Vers Shizen

Installation en porcelaine papier – bois brûlé – gravier de marbre blanc – grès – 3x2m – 2018.

La lumière m’a toujours fascinée. Elle est depuis près de 25 ans le fil conducteur de mon travail d’artiste, révélant l’aspect « vivant » des sculptures que je crée.

Le projet d’installation que j’ai proposé au Musée de l’Impression sur Étoffes a eu pour objectif de mettre en lumière le motif floral d’une façon différente que le fait l’impression textile ; l’installation a été d’une part un hommage au patrimoine du Musée qui célèbre la tradition textile franco-japonaise, particulièrement forte en Alsace et à Mulhouse, et d’autre part un hommage au Japon mis à l’honneur cette année 2018 pour les 160 ans des relations France – Japon.

Il s’agit d’une oeuvre unique qui a suscité 10 mois de recherches et d’expérimentations. Le projet s’est enrichit au fur et à mesure de son avancée de part les échanges et rencontres, pour aboutir à la création de cette installation.

J’ai eu le privilège d’accéder aux réserves du Musée, une vaste source et richesse d’inspiration pour mes recherches. Mon attention a été particulièrement captivée par une multitudes de pochoirs japonais de la moitié du 19ème siècle, servant à l’impression textile, d’une grande beauté et d’une minutie d’exécution exceptionnelle. J’en ai retenu 3 qui m’ont servit de base de travail comme motif floral à exploiter avec différentes techniques céramiques pour ce projet. Également des planches sculptées de motifs floraux servant à imprimer sur textile, ont suscité mon vif intérêt pour les utiliser comme « tampon » sur les plaques de porcelaine papier du futur Kimono.

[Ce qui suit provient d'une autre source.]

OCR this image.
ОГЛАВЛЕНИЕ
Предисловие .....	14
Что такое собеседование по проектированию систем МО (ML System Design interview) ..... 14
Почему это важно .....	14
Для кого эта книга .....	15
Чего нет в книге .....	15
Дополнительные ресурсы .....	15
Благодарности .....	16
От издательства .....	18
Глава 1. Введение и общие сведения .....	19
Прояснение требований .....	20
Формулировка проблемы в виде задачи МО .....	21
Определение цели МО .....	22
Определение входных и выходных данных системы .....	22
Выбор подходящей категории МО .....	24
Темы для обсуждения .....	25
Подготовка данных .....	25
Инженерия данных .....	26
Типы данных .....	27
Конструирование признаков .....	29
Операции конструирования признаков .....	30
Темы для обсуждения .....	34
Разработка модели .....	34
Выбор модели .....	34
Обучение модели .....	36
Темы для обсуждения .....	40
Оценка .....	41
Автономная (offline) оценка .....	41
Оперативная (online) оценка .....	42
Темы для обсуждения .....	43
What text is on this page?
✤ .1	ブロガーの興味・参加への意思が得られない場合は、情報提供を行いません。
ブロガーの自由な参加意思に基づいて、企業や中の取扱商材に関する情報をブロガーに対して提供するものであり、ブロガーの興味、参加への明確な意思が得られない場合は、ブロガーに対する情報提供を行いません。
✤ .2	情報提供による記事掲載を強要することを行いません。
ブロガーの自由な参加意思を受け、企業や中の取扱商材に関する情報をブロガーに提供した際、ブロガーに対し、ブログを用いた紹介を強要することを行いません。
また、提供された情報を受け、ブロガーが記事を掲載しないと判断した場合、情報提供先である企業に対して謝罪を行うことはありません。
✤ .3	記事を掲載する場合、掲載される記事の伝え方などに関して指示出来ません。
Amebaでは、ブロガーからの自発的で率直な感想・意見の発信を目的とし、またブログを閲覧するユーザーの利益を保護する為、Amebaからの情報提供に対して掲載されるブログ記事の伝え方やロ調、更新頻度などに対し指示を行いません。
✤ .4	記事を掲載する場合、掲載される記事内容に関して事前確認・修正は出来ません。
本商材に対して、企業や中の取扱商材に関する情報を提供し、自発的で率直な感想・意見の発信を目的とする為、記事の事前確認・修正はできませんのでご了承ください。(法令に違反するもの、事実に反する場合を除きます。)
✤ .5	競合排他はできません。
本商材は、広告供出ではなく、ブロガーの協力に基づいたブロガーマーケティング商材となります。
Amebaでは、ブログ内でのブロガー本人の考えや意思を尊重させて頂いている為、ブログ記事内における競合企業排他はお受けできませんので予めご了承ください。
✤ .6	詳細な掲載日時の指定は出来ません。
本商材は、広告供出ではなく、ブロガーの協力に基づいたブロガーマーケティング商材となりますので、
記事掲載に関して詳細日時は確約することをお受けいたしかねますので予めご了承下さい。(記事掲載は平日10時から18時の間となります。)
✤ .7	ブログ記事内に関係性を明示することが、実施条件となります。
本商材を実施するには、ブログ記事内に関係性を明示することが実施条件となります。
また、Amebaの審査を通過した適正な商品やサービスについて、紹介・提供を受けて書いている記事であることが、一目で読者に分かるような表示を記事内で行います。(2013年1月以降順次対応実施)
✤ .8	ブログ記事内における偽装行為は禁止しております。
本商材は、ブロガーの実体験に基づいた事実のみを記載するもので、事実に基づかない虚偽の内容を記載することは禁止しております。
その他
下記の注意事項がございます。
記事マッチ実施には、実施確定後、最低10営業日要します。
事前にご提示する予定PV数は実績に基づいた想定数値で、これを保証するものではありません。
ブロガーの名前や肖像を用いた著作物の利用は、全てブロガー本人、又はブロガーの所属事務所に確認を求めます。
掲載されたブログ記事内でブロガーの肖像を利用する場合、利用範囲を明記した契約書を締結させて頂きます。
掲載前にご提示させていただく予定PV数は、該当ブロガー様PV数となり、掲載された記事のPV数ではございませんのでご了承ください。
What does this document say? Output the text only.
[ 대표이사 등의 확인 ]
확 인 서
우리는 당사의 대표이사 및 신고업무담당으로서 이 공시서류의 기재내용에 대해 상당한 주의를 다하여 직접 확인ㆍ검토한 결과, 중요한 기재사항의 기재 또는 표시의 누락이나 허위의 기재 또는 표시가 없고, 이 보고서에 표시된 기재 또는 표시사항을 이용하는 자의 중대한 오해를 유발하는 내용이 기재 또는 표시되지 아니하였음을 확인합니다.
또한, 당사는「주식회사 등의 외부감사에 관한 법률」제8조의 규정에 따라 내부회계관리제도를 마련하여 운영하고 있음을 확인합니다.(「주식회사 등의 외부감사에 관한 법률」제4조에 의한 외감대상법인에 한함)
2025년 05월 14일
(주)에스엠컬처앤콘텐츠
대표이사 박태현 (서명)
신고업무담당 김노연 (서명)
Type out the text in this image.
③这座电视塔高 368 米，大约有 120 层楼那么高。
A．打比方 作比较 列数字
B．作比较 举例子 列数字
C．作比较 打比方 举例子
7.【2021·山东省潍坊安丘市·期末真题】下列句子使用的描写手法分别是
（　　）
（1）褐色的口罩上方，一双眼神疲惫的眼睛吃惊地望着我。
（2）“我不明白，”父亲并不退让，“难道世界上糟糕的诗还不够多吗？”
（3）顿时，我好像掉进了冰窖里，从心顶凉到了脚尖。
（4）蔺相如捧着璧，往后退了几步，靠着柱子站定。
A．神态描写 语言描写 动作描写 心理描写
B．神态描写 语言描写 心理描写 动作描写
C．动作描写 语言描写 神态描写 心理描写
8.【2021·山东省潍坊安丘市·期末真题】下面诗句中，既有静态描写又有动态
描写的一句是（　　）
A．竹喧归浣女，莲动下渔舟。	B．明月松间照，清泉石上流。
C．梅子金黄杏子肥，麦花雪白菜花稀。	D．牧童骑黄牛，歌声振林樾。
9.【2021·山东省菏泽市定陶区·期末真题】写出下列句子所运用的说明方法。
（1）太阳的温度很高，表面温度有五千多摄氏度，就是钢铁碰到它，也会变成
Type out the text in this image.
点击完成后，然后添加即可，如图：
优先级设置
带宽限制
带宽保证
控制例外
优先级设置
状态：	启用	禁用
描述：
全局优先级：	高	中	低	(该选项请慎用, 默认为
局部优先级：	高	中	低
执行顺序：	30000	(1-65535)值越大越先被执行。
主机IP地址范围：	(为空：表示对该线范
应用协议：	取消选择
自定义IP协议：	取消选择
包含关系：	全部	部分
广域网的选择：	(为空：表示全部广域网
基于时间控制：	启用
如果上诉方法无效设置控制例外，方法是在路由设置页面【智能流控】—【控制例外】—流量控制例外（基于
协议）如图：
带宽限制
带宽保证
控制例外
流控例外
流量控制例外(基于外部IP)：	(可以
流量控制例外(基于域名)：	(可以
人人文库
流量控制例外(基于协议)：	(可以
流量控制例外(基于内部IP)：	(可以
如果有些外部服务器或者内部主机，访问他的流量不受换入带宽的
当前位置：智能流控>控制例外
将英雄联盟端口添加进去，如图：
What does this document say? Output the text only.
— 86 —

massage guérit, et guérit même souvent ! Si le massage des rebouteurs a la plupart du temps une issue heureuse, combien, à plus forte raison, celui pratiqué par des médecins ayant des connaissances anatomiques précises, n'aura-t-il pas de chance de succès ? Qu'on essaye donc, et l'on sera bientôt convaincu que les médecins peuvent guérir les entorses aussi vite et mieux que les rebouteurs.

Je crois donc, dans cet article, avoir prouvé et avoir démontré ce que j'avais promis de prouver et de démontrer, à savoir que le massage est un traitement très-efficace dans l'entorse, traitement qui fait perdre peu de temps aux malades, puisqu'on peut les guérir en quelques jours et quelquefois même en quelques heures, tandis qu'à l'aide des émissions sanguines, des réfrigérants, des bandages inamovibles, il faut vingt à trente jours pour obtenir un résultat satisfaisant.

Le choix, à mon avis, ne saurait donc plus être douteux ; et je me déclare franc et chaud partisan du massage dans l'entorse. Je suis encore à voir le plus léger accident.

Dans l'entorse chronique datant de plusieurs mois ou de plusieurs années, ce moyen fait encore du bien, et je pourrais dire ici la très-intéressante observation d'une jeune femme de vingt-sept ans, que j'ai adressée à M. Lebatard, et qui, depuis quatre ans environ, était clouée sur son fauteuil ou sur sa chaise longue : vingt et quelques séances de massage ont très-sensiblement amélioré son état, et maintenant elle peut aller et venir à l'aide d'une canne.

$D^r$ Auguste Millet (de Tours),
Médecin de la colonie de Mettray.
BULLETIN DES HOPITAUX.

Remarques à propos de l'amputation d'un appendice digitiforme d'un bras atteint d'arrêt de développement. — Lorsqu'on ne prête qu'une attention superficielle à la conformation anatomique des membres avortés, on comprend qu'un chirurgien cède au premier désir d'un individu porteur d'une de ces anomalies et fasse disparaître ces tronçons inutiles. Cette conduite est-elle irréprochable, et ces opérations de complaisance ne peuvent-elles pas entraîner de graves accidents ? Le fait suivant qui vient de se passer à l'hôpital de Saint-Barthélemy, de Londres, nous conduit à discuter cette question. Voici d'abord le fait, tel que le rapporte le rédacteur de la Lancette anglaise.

Shizen signifie « soi même » et « ce qui est ». Cela exprime tout ce qui est naturel ou l’état naturel des choses, sous entendu « sans artifice » qui est la base de tout au Japon y compris du concept de « beau ». Plus c’est shizen (naturel donc asymétrique, imparfait, irrégulier, éternel…) plus c’est beau dans la tradition japonaise.

Le Kimono est comme une présence lumineuse semblant flotter au milieu d’un jardin zen traversé par un chemin en bois brûlé (Shou-sugi-ban : technique ancestrale japonaise). « Vers Shizen », c’est emprunter le chemin pour aller vers sa nature profonde – sa propre lumière – sa vérité… C’est une lumière intérieure et mystérieuse qui est transmise, une passerelle vers un monde inconnu… le mien, le votre.

La mise en scène de celle-ci a été inspirée d’un songe du disciple Yasushi Inoue (dans son roman « Le maître du thé ») de son Maître de thé Sen no Rikyu au 16ème siècle.

Deux tableaux accompagnent l’installation et ont fait partie de ce projet : « Fleur » Bois brûlé – porcelaine papier – 137x137x6,5cm Inspiré d’un pochoir japonais de la moitié du 19ème siècle, une pivoine stylisée. Tableau placé à proximité de l’installation.

« Shizen » Bois brûlé – porcelaine papier – 137x137x6,5cm Inspiré de l’idéogramme japonais du mot « nature », réalisé à l’aide de la création d’un pochoir. Tableau placé dans une vitrine du hall d’entrée du Musée.